Thursday 15 April 2010

Recent Pasts

Some fantasies have particles of our everyday real lives in it, rather, I would say many do. Something that happened some time makes us think about what could happen at some other point. And many fantasies take off from here. I say this because Megan is one of our easier fantasies, created in a lighter mood, to be talked about when we are in a easier spirits, someone who perches on the handle of the armchair we sit in, crosses her legs, strokes away a strand of hair from our face behind our ear. Other fantasies, like Megan, are not entirely created..not by us at least. They develop themselves, -----St. P and my role being to give them the initial push. So it is always, with Megan, with darker thoughts. I have been thinking about fantasies which cast a slight shadow on my thoughts even as I stop to consider them. This is true of specific situations. When the fantasy is not a person, but a possibilty; and when the dust of real life that make up part of the fantasy were not from too long ago, but immdeiate enough to overwhelm you.
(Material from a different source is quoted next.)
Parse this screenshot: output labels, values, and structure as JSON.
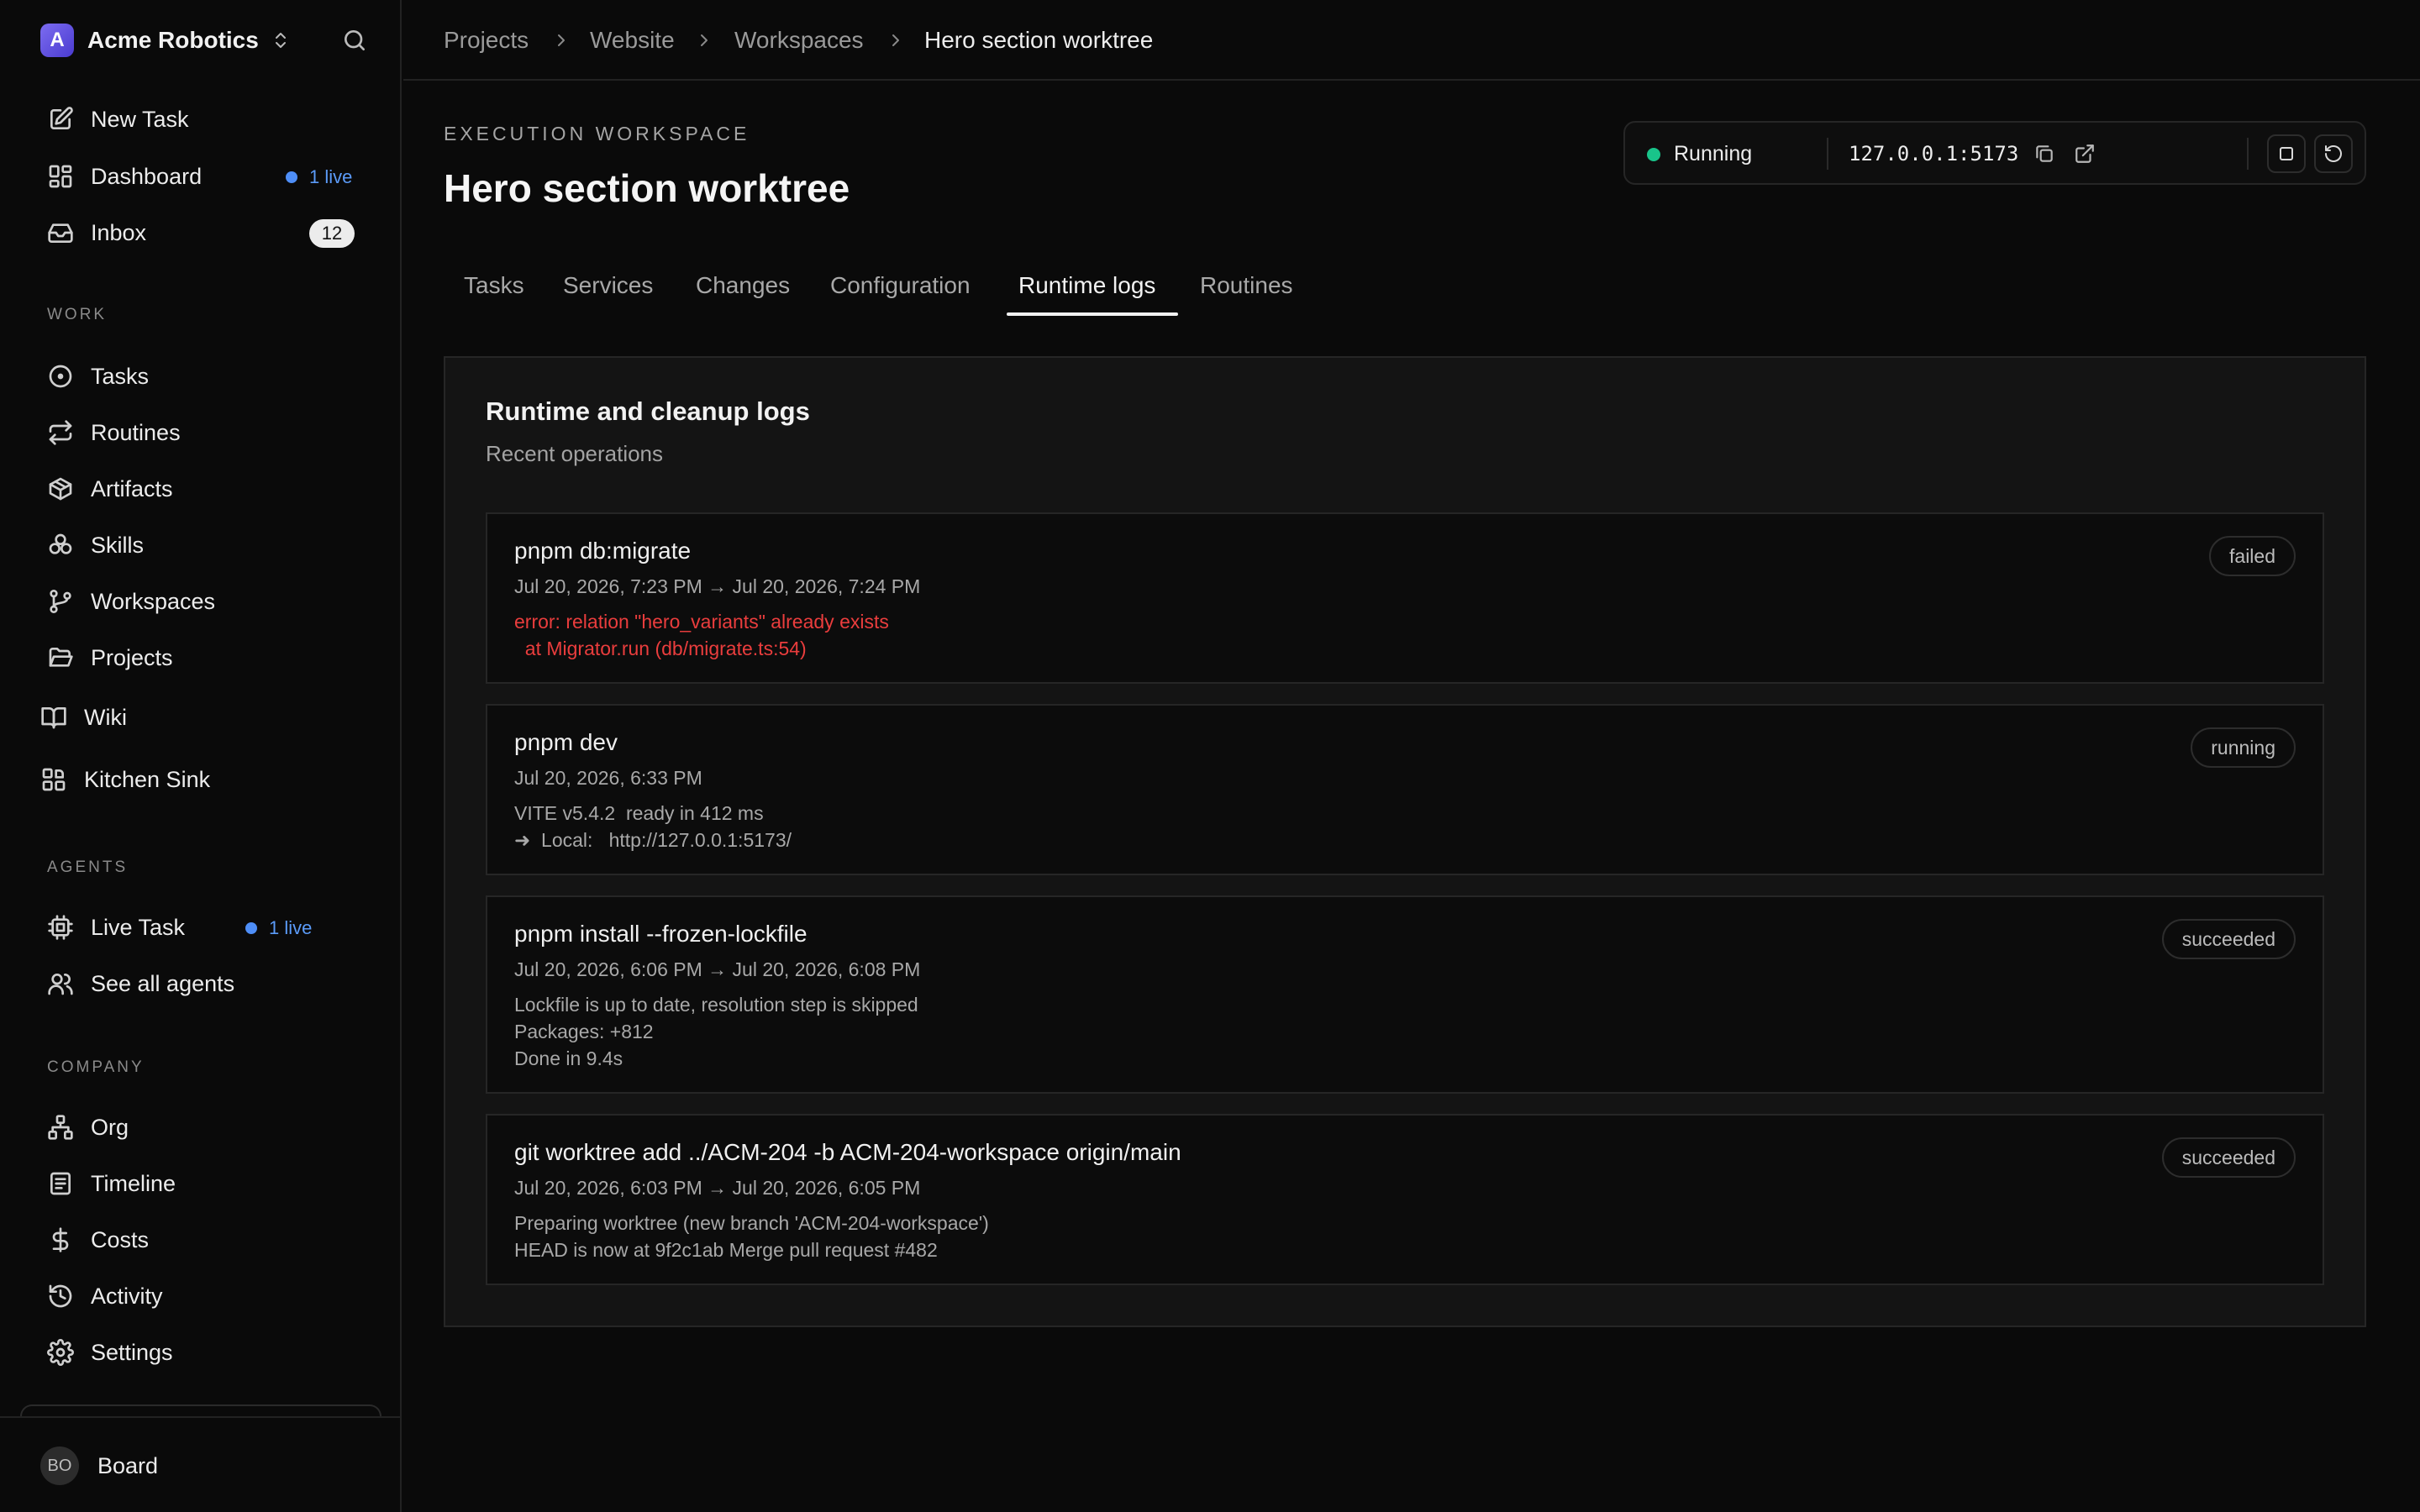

St. P might know this, I think he calls this 'the moment which has passed' phenomenon. Sometimes there are phases one remembers, perhaps a week, perhaps two months or four months, ---days that really happened, which are vivid in memory. Conversations which really took place. And it made you think. Sometimes one thinks ambiguously without knowing what to think, but with a lot of feeling. There are times like that. The air is charged, there is a certain kind of tension which is altogether pleasant, and then a wet wind seems to sweep over the period and all the tension and excitement and the feeling of 'something is in the air, something is going to happen' are washed out in one moist wipe and all is calm thereafter. And you look back and you know even if you are sitting in a tram or bus months afterwards, that the moment has passed, and the full import of the loss of what you had or what you might have washes over you. It has happened to me many times. Though it isn't big in the mathematics of things which really happen, the weight of losing a possibility is enormous. It feels like a heavy stone. But this is the funny thing about not so faraway pasts. The moments haunt me but they also unfold into mini-fantasies after a point, hour by hour, blossoming by themselves on the busride back home of their own accord, sometimes without even needing their creator to help them. And a point comes when by the natural laws of fantasy world, the mini-fantasies are checked, like too much insecticide sprayed on young plants. Not all fantasies die a violent death, some just get boring and you discard them or forget about them after a while. But if it was not very very long ago, then Megan's cousins can give you a lump in the throat. It's like the end of a nice day you sit down at the net and see the picture of someone kissing their new girlfriend on facebook or something, so new that you don't even know who the girl is. And afterwards, when you speak to your sister on the telephone you might say that the day was not nice or that you feel low without really having a reason, all because of a moment you lost.